A new kind of surgery gives new hope to women who would like to conceive and carry a baby to term but who either were born without a womb or have lost their wombs to cancer.

A pioneering trial in Sweden has already implanted wombs in nine childless women, mostly in their 30s, allowing them to bear children that are genetically their own. Dr. Mats Brannstrom, chair of the obstetrics and gynaecology department at the University of Gothenburg, and who led this trial, explained that the women will not be able to get pregnant naturally because the transplant operations did not connect the uterus to the fallopian tubes. Instead, the eggs removed from these women to create embryos through in-vitro fertilization will be transferred to the new wombs. The new wombs themselves came from live donors.

"This is a new kind of surgery," Dr Mats Brannstrom told the Associated Press in an interview. "We have no textbook to look at."

This trial, however, is getting mixed reactions. Because childlessness is not life-threatening, some experts have raised ethical concerns about using live donors for such an experimental procedure. But John Harris, a bioethics expert at the University of Manchester, says that as long as the donors are fully aware of what they are getting into, there is nothing wrong with it.
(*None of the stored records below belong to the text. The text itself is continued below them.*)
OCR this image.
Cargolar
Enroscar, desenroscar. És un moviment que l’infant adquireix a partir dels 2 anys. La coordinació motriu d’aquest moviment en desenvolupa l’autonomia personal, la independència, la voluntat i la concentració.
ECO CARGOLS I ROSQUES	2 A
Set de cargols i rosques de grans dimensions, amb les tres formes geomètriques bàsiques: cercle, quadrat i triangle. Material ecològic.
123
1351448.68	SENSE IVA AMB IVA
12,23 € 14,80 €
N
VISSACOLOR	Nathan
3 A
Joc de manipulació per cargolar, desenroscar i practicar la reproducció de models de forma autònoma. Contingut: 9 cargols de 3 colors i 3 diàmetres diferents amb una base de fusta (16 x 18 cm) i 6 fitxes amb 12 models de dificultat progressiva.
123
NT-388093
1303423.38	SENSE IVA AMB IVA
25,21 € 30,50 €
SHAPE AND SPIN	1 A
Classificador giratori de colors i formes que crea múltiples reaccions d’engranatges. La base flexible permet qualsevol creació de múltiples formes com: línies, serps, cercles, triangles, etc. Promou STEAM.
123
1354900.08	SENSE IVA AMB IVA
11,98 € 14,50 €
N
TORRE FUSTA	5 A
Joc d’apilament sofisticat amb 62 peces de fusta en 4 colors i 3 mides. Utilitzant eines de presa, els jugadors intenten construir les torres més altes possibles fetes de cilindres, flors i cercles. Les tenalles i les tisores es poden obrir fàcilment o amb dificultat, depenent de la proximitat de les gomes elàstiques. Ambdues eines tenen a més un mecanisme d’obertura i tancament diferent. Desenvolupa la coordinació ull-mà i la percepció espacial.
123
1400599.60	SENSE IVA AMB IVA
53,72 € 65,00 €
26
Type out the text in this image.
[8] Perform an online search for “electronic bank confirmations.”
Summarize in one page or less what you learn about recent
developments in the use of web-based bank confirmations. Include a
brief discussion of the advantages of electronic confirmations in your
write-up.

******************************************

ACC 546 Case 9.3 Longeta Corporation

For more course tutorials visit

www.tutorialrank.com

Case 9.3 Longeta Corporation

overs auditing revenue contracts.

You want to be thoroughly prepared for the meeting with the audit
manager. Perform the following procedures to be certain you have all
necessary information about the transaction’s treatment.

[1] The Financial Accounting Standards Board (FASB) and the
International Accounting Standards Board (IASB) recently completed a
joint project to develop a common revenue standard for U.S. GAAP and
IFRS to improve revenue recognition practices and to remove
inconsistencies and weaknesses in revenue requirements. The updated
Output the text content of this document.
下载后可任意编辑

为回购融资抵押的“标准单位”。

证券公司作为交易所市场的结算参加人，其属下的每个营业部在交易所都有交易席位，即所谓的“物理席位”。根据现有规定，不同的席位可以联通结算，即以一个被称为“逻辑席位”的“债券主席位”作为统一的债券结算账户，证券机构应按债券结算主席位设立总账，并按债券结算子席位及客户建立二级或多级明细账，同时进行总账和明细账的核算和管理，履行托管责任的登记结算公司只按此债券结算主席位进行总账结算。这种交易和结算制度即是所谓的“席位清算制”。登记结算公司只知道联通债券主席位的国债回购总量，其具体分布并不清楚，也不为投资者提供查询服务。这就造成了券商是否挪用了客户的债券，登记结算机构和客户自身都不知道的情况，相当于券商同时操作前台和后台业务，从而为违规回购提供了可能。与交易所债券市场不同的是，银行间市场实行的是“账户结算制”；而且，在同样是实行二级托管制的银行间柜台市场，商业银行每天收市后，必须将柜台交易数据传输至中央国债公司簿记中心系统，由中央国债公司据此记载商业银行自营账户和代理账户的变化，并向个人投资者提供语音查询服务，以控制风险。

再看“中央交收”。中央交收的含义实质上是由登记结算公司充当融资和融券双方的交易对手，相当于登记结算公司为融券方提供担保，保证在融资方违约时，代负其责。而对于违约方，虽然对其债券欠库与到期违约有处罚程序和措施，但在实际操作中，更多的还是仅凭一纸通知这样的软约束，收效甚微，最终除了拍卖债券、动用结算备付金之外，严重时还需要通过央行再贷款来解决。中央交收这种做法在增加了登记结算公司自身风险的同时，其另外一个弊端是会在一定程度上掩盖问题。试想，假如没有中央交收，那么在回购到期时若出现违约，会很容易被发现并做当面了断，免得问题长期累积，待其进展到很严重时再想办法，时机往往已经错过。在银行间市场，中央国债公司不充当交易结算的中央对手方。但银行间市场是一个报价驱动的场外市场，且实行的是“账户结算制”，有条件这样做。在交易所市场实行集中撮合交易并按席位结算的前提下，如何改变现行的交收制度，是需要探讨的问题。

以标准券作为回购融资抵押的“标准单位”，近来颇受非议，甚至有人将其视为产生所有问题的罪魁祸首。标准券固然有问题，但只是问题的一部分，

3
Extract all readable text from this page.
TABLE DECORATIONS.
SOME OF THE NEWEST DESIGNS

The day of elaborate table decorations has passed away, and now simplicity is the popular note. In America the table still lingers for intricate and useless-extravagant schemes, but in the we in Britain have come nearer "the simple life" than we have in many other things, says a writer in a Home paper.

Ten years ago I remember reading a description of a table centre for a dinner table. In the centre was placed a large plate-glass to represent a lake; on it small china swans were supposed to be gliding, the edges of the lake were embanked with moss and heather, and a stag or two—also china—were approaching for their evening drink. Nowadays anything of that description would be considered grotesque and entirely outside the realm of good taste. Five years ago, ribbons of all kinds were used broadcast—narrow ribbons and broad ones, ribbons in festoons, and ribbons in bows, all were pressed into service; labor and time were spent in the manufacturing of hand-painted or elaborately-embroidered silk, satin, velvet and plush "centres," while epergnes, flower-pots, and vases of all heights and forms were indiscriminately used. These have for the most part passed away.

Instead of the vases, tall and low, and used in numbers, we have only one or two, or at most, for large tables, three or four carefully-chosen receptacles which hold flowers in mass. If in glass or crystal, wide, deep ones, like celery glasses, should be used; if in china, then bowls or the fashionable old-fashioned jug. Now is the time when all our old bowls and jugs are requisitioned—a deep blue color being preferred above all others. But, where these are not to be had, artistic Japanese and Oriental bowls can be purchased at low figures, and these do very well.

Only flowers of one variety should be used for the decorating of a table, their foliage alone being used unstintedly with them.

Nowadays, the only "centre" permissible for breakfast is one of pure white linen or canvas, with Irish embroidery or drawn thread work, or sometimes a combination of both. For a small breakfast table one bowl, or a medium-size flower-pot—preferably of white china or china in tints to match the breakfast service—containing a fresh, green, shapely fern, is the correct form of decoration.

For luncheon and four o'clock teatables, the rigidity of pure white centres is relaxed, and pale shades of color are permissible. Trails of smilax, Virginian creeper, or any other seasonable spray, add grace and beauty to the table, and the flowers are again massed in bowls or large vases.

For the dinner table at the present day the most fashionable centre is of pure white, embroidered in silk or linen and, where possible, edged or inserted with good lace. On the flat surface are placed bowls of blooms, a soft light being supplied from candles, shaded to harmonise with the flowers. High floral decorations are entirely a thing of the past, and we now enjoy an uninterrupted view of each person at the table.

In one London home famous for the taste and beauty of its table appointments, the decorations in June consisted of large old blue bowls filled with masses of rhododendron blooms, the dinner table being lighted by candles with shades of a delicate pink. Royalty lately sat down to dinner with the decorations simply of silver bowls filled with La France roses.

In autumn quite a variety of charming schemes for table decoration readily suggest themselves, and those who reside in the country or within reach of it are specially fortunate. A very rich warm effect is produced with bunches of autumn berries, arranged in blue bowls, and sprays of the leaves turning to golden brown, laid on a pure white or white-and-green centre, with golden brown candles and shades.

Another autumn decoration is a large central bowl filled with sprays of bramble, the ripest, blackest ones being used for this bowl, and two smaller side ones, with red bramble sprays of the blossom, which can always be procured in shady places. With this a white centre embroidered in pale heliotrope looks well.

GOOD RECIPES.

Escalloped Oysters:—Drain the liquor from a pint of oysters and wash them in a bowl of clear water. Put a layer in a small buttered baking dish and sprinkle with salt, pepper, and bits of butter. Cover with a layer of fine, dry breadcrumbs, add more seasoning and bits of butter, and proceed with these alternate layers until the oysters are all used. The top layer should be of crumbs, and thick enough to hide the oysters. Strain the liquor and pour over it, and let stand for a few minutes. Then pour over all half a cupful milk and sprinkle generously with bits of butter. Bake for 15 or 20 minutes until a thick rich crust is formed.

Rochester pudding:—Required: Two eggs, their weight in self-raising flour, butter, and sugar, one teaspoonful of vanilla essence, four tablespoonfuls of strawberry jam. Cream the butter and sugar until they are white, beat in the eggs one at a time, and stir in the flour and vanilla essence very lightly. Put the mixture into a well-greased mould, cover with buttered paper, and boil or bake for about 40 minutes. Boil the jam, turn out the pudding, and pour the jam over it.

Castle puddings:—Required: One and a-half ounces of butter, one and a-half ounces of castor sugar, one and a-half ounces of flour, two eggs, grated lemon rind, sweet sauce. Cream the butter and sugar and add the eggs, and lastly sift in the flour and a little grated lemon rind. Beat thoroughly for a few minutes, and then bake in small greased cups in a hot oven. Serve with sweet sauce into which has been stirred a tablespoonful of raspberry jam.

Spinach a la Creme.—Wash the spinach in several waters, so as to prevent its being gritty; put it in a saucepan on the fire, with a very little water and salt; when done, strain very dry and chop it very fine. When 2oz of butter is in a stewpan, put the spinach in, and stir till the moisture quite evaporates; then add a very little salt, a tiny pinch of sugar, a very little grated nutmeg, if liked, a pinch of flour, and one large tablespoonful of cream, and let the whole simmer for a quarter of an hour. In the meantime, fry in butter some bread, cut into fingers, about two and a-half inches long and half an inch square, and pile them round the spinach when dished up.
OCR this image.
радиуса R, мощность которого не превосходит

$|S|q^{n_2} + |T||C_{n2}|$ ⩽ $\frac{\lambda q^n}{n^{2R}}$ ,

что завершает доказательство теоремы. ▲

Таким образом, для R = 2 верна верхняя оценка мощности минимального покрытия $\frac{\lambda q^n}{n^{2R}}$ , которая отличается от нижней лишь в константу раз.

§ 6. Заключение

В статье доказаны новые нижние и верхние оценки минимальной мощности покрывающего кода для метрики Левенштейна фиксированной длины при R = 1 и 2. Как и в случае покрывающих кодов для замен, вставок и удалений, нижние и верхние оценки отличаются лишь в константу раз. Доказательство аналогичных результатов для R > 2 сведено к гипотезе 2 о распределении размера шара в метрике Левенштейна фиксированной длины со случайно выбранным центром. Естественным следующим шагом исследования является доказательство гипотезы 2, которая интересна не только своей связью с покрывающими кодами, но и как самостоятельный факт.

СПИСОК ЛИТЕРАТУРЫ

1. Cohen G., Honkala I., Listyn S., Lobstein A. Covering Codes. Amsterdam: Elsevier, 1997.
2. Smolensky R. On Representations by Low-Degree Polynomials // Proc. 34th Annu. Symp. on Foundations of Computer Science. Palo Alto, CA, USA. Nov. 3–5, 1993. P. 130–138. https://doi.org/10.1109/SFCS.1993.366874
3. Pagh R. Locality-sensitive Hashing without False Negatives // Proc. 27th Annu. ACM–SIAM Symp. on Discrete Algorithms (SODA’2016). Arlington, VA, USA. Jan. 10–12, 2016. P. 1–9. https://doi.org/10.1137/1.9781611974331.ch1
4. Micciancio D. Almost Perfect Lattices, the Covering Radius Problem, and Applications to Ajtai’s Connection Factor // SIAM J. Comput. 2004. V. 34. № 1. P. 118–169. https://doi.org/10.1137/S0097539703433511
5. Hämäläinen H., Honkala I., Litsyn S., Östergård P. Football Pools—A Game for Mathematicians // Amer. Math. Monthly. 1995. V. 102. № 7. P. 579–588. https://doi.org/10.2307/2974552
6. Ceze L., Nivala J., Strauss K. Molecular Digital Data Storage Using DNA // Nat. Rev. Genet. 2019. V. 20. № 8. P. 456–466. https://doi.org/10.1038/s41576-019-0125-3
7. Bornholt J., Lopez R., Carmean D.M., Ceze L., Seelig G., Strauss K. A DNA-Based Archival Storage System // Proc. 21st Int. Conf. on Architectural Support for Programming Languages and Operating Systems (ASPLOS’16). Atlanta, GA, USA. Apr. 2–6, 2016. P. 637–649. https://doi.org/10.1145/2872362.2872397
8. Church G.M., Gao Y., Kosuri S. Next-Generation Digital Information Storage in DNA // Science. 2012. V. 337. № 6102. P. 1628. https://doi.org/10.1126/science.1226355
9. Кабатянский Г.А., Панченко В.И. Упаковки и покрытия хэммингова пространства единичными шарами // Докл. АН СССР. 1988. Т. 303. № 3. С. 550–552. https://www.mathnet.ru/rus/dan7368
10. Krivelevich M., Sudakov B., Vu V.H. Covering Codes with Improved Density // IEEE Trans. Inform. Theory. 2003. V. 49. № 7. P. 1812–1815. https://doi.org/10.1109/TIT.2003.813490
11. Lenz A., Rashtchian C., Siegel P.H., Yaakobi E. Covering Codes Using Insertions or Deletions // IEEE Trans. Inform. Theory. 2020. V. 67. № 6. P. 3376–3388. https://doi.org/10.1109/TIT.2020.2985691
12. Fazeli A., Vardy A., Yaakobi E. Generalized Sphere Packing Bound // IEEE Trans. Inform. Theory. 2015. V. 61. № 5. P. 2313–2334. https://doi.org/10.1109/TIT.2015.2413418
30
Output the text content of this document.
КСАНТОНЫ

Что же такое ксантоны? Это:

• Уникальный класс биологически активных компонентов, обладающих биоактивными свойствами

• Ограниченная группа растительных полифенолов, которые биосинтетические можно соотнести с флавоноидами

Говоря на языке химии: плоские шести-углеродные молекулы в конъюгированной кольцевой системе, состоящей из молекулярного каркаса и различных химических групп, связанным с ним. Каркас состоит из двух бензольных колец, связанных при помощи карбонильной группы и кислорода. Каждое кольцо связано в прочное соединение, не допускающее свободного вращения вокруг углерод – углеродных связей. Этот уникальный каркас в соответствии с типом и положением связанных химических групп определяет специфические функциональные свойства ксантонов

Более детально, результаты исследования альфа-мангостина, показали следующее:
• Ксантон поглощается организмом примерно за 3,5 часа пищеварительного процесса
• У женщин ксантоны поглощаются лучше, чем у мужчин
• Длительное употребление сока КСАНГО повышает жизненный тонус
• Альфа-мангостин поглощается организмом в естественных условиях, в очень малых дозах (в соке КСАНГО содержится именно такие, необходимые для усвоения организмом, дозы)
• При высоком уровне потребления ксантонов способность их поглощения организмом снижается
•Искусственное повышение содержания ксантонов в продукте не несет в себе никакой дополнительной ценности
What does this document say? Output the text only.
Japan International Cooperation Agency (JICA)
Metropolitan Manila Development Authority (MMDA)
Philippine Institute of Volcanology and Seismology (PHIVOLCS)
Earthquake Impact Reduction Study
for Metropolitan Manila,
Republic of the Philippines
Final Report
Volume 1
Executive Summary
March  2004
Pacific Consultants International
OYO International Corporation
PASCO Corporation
He likened this case to donating kidneys, it isn't necessarily life-saving yet it is widely promoted. "Dialysis is available, but we have come to accept and to even encourage people to take risks to donate a kidney," he said.

Aside from this ethical issue, there is also the problem that the trial cannot assure a healthy pregnancy and healthy babies.

"Mats Brannstrom has done something amazing and we understand completely why he has taken this route, but we are wary of that approach," Dr Richard Smith, head of the UK charity Womb Transplant UK, which is trying to raise £500,000 to carry out five operations in Britain, told the Associated Press.

Dr. Smith explained that a uterus transplant required a bigger chunk of the surrounding blood vessels to be taken, which will ensure sufficient blood flow to the organ. This in turn raises the risk of complications for the donor. He also said, "The principal concern for me is if the baby will get enough nourishment from the placenta and if the blood flow is good enough."

The world's first womb transplant took place in Saudi Arabia in 2000. However, a blood clot forced its removal after three months. In 2013, Turkish doctors said a patient became pregnant after a successful womb transplant; however, she had a miscarriage two months after conceiving.